We are readily able to see from this version of the formula that:

  • The estimated slope b1 of the regression line and the correlation coefficient r always share the same sign. If you don't see why this must be true, view this screencast.
  • The correlation coefficient r is a unitless measure. If you don't see why this must be true, view this screencast.
  • If the estimated slope b1 of the regression line is 0, then the correlation coefficient r must also be 0.

That's enough with the formulas! As always, we will let statistical software such as R or Minitab do the dirty calculations for us. For the skin cancer mortality and latitude example (skincancer.txt), the correlation between skin cancer mortality and latitude is -0.825. It doesn't matter the order in which you specify the variables, so the correlation between latitude and skin cancer mortality is also -0.825. What does this correlation coefficient tells us? That is, how do we interpret the Pearson correlation coefficient r? In general, there is no nice practical operational interpretation for r as there is for r2. You can only use r to make a statement about the strength of the linear relationship between x and y. In general:

  • If r = -1, then there is a perfect negative linear relationship between x and y.
  • If r = 1, then there is a perfect positive linear relationship between x and y.
  • If r = 0, then there is no linear relationship between x and y.

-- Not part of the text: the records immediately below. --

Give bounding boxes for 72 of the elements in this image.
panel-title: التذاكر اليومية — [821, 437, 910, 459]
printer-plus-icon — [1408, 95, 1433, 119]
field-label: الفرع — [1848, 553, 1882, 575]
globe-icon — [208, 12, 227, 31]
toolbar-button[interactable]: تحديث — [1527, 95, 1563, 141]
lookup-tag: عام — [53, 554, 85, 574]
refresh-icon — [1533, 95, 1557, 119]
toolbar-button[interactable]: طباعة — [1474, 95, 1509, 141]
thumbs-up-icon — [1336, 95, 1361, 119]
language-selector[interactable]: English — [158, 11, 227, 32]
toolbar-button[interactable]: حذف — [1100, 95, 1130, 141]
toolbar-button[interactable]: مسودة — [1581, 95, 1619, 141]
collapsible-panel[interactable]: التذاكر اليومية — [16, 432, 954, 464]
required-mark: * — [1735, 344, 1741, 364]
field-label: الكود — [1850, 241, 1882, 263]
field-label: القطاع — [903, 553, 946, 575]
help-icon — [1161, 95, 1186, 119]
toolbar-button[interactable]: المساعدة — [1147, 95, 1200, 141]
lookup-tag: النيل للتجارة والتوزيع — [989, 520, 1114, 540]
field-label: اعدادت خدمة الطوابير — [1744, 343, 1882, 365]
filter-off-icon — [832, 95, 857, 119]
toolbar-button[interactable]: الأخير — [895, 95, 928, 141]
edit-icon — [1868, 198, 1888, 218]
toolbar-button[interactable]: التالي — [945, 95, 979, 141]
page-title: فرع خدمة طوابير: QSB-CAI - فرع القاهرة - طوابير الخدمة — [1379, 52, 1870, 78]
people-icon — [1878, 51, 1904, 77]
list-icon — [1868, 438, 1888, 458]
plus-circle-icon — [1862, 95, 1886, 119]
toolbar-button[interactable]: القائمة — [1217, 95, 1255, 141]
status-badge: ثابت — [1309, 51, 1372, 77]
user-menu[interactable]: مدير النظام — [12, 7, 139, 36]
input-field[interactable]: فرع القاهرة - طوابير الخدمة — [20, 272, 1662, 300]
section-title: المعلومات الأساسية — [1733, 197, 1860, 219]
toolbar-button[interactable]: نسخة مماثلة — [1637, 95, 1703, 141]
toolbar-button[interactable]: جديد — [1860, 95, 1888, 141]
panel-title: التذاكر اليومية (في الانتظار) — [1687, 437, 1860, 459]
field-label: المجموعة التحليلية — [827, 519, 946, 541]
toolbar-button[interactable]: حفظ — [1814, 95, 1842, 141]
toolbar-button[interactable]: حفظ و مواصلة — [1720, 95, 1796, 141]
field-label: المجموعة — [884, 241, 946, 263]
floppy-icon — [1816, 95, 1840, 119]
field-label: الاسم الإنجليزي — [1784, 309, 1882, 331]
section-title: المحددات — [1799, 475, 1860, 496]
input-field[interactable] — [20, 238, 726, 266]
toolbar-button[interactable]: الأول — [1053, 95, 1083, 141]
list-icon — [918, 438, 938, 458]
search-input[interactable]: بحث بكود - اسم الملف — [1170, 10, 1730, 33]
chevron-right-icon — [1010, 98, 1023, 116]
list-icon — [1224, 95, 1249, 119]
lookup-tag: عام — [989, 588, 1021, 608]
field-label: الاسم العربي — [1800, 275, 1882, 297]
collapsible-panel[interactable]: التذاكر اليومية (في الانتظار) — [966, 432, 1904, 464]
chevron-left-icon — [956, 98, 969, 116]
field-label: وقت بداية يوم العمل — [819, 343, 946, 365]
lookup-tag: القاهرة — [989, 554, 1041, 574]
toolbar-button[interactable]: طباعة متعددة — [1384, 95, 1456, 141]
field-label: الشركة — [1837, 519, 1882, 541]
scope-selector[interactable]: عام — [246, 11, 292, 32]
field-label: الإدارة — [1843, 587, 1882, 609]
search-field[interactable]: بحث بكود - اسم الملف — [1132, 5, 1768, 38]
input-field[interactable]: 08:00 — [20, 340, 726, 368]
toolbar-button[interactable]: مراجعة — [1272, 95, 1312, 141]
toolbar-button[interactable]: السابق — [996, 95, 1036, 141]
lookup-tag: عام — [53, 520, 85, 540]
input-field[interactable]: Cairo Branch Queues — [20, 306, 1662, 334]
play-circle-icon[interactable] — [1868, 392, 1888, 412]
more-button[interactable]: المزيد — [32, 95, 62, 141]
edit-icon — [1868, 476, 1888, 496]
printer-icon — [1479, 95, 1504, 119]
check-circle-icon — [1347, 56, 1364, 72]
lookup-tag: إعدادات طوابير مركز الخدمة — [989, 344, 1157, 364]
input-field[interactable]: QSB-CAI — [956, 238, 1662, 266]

All other values of r tell us that the relationship between x and y is not perfect. The closer r is to 0, the weaker the linear relationship. The closer r is to -1, the stronger the negative linear relationship. And, the closer r is to 1, the stronger the positive linear relationship. As is the case for the r2 value, what is deemed a "large" correlation coefficient r value depends greatly on the research area.

So, what does the correlation of -0.825 between skin cancer mortality and latitude tell us? It tells us:

  • The relationship is negative. As the latitude increases, the skin cancer mortality rate decreases (linearly).
  • The relationship is quite strong (since the value is pretty close to -1)

The most commonly used techniques for investigating the relationship between two quantitative variables are correlation and linear regression. Correlation quantifies the strength of the linear relationship between a pair of variables, whereas regression expresses the relationship in the form of an equation.

What does it mean when a correlation coefficient is close to?

How do you interpret a correlation coefficient? Correlations range from -1.00 to +1.00. The correlation coefficient (expressed as r ) shows the direction and strength of a relationship between two variables. The closer the r value is to +1 or -1, the stronger the linear relationship between the two variables is.

What does it mean if the points are close to the regression line?

Here's the basic idea: The closer the line is to all of the data points, the better the line summarizes the pattern in the data. Notice when the line is close to the data points, it gives better predictions.

Is correlation coefficient the same as standard deviation?

Standard deviation is a measure of the dispersion of data from its average. Covariance shows whether the two variables tend to move in the same direction, while the correlation coefficient measures the strength of that relationship on a normalized scale, from -1 to 1.